France may provide a precedent for legal action. Foreign homeowners went to court in 2012 after the nation raised the capital gains tax on overseas investors to as high as 33.5 per cent, arguing discriminatory treatment was illegal under France’s bilateral tax treaties. They were successful, and France reduced the rate to 19 per cent for all sellers, said Miranda Bothe, founder of Paris Property Group.
In British Columbia, an individual U.S. investor could file a claim under NAFTA, as could residents in 28 other countries that have trade agreements with Canada, Appleton said. Chinese buyers, who comprise the majority of foreign investors in British Columbia according to the finance ministry data, could file individual constitutional challenges under Canada’s Charter of Rights and Freedoms.

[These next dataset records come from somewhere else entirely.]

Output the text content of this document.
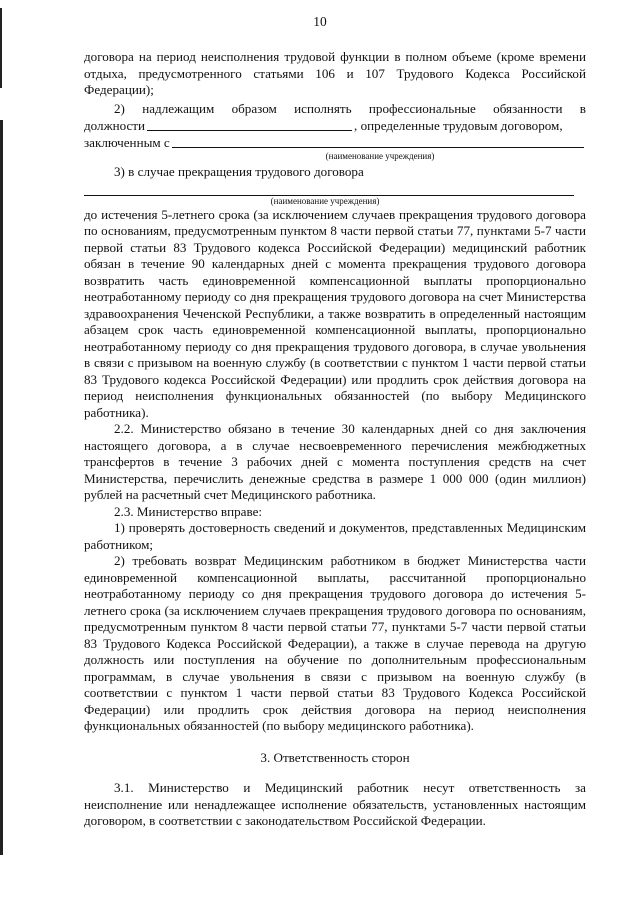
10

договора на период неисполнения трудовой функции в полном объеме (кроме времени отдыха, предусмотренного статьями 106 и 107 Трудового Кодекса Российской Федерации);

2) надлежащим образом исполнять профессиональные обязанности в

должности	, определенные трудовым договором,
заключенным с
(наименование учреждения)

3) в случае прекращения трудового договора

(наименование учреждения)

до истечения 5-летнего срока (за исключением случаев прекращения трудового договора по основаниям, предусмотренным пунктом 8 части первой статьи 77, пунктами 5-7 части первой статьи 83 Трудового кодекса Российской Федерации) медицинский работник обязан в течение 90 календарных дней с момента прекращения трудового договора возвратить часть единовременной компенсационной выплаты пропорционально неотработанному периоду со дня прекращения трудового договора на счет Министерства здравоохранения Чеченской Республики, а также возвратить в определенный настоящим абзацем срок часть единовременной компенсационной выплаты, пропорционально неотработанному периоду со дня прекращения трудового договора, в случае увольнения в связи с призывом на военную службу (в соответствии с пунктом 1 части первой статьи 83 Трудового кодекса Российской Федерации) или продлить срок действия договора на период неисполнения функциональных обязанностей (по выбору Медицинского работника).

2.2. Министерство обязано в течение 30 календарных дней со дня заключения настоящего договора, а в случае несвоевременного перечисления межбюджетных трансфертов в течение 3 рабочих дней с момента поступления средств на счет Министерства, перечислить денежные средства в размере 1 000 000 (один миллион) рублей на расчетный счет Медицинского работника.

2.3. Министерство вправе:

1) проверять достоверность сведений и документов, представленных Медицинским работником;

2) требовать возврат Медицинским работником в бюджет Министерства части единовременной компенсационной выплаты, рассчитанной пропорционально неотработанному периоду со дня прекращения трудового договора до истечения 5-летнего срока (за исключением случаев прекращения трудового договора по основаниям, предусмотренным пунктом 8 части первой статьи 77, пунктами 5-7 части первой статьи 83 Трудового Кодекса Российской Федерации), а также в случае перевода на другую должность или поступления на обучение по дополнительным профессиональным программам, в случае увольнения в связи с призывом на военную службу (в соответствии с пунктом 1 части первой статьи 83 Трудового Кодекса Российской Федерации) или продлить срок действия договора на период неисполнения функциональных обязанностей (по выбору медицинского работника).

3. Ответственность сторон

3.1. Министерство и Медицинский работник несут ответственность за неисполнение или ненадлежащее исполнение обязательств, установленных настоящим договором, в соответствии с законодательством Российской Федерации.
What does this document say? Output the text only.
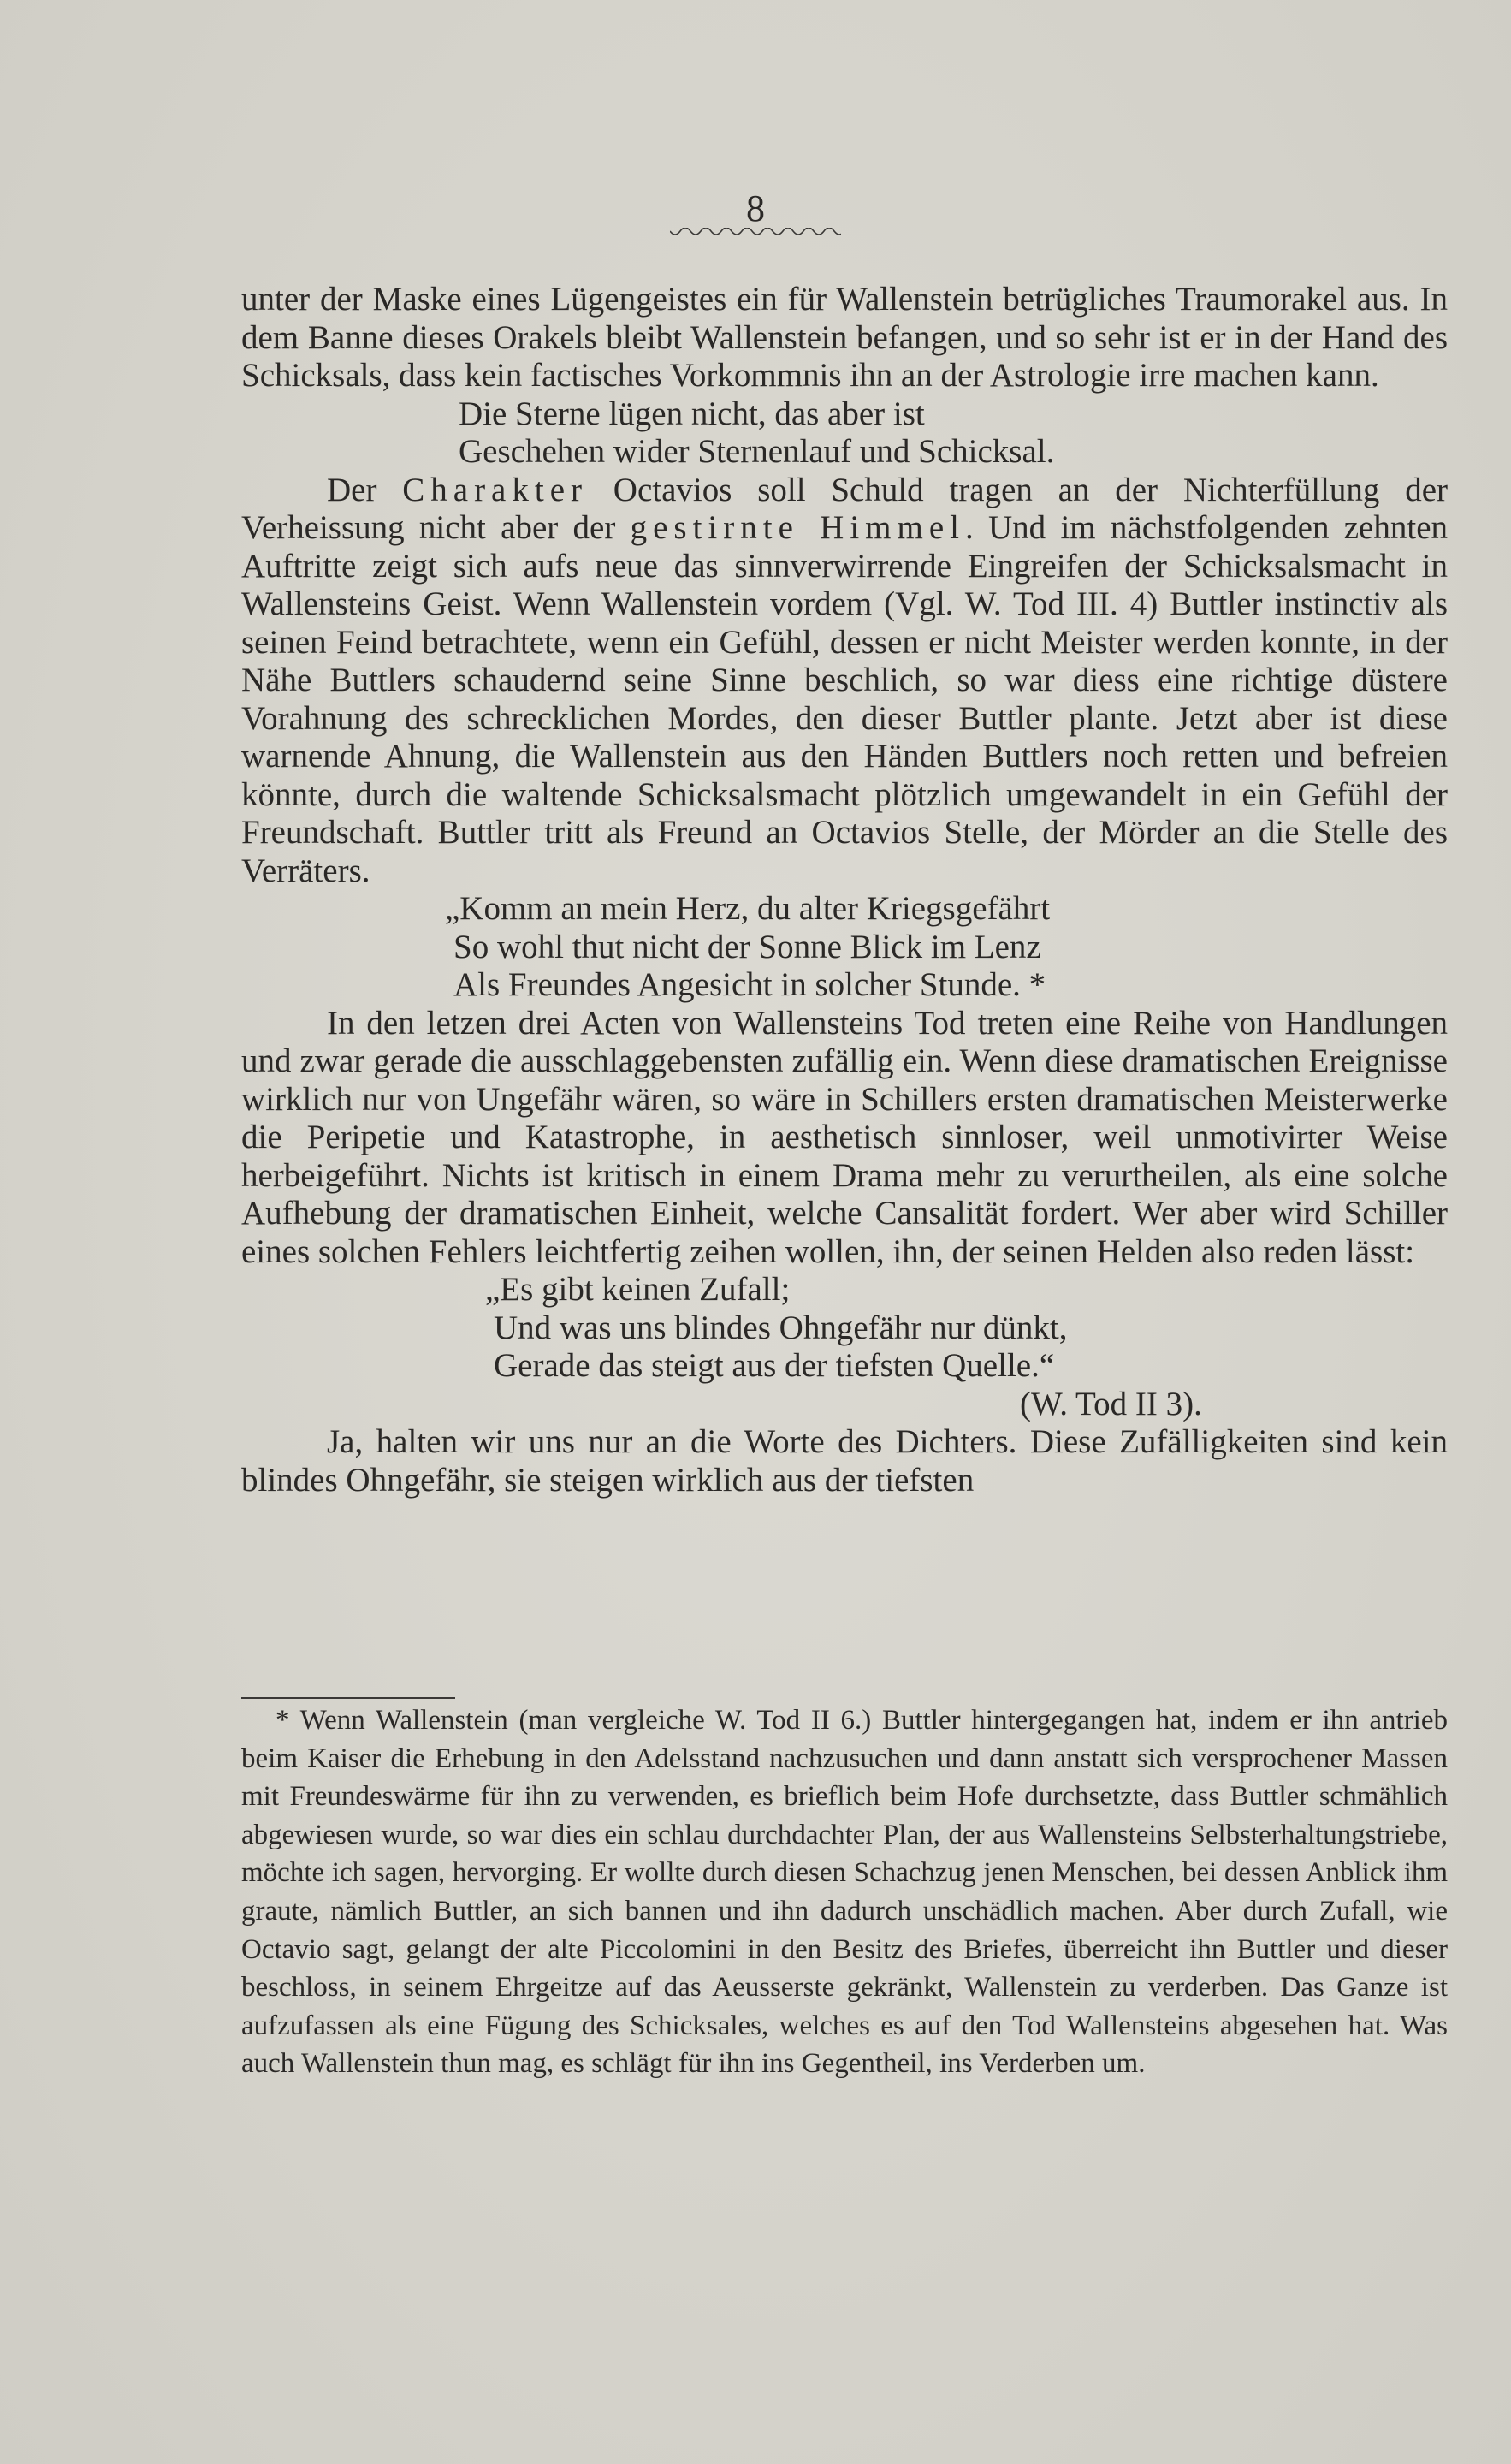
8

unter der Maske eines Lügengeistes ein für Wallenstein betrügliches Traumorakel aus. In dem Banne dieses Orakels bleibt Wallenstein befangen, und so sehr ist er in der Hand des Schicksals, dass kein factisches Vorkommnis ihn an der Astrologie irre machen kann.

Die Sterne lügen nicht, das aber ist

Geschehen wider Sternenlauf und Schicksal.

Der Charakter Octavios soll Schuld tragen an der Nichterfüllung der Verheissung nicht aber der gestirnte Himmel. Und im nächstfolgenden zehnten Auftritte zeigt sich aufs neue das sinnverwirrende Eingreifen der Schicksalsmacht in Wallensteins Geist. Wenn Wallenstein vordem (Vgl. W. Tod III. 4) Buttler instinctiv als seinen Feind betrachtete, wenn ein Gefühl, dessen er nicht Meister werden konnte, in der Nähe Buttlers schaudernd seine Sinne beschlich, so war diess eine richtige düstere Vorahnung des schrecklichen Mordes, den dieser Buttler plante. Jetzt aber ist diese warnende Ahnung, die Wallenstein aus den Händen Buttlers noch retten und befreien könnte, durch die waltende Schicksalsmacht plötzlich umgewandelt in ein Gefühl der Freundschaft. Buttler tritt als Freund an Octavios Stelle, der Mörder an die Stelle des Verräters.

„Komm an mein Herz, du alter Kriegsgefährt

So wohl thut nicht der Sonne Blick im Lenz

Als Freundes Angesicht in solcher Stunde. *

In den letzen drei Acten von Wallensteins Tod treten eine Reihe von Handlungen und zwar gerade die ausschlaggebensten zufällig ein. Wenn diese dramatischen Ereignisse wirklich nur von Ungefähr wären, so wäre in Schillers ersten dramatischen Meisterwerke die Peripetie und Katastrophe, in aesthetisch sinnloser, weil unmotivirter Weise herbeigeführt. Nichts ist kritisch in einem Drama mehr zu verurtheilen, als eine solche Aufhebung der dramatischen Einheit, welche Cansalität fordert. Wer aber wird Schiller eines solchen Fehlers leichtfertig zeihen wollen, ihn, der seinen Helden also reden lässt:

„Es gibt keinen Zufall;

Und was uns blindes Ohngefähr nur dünkt,

Gerade das steigt aus der tiefsten Quelle.“

(W. Tod II 3).

Ja, halten wir uns nur an die Worte des Dichters. Diese Zufälligkeiten sind kein blindes Ohngefähr, sie steigen wirklich aus der tiefsten

* Wenn Wallenstein (man vergleiche W. Tod II 6.) Buttler hintergegangen hat, indem er ihn antrieb beim Kaiser die Erhebung in den Adelsstand nachzusuchen und dann anstatt sich versprochener Massen mit Freundeswärme für ihn zu verwenden, es brieflich beim Hofe durchsetzte, dass Buttler schmählich abgewiesen wurde, so war dies ein schlau durchdachter Plan, der aus Wallensteins Selbsterhaltungstriebe, möchte ich sagen, hervorging. Er wollte durch diesen Schachzug jenen Menschen, bei dessen Anblick ihm graute, nämlich Buttler, an sich bannen und ihn dadurch unschädlich machen. Aber durch Zufall, wie Octavio sagt, gelangt der alte Piccolomini in den Besitz des Briefes, überreicht ihn Buttler und dieser beschloss, in seinem Ehrgeitze auf das Aeusserste gekränkt, Wallenstein zu verderben. Das Ganze ist aufzufassen als eine Fügung des Schicksales, welches es auf den Tod Wallensteins abgesehen hat. Was auch Wallenstein thun mag, es schlägt für ihn ins Gegentheil, ins Verderben um.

The Chinese government could also go after the Canadian government, Appleton said.
“This government has been going around the world telling people that Canada is open to foreign investment, and now they discriminate against those very individuals, and with little warning,” he said.
In the ultra-luxury real estate market where homes go into the tens of millions of dollars, at least a dozen buyers and sellers moved the transaction closing date up before the tax came into effect, said Sotheby’s International Realty Canada Chief Executive Officer Brad Henderson.
Sotheby’s Canada had about 20 high-end home deals organized the week prior to the tax announcement, and those deals are still proceeding as planned, Henderson said.
A bigger risk than cancelling deals is the possibility that the tax may push some investment into the shadows as investors seek methods around the measure to avoid paying millions, he said.
Henderson’s firm found that the fastest-rising category of luxury homes were in the $4 million-plus space driven by foreign investors, he said by phone Thursday. “People are buying homes worth millions and if they have the means to avoid the tax, they’ll take that route.”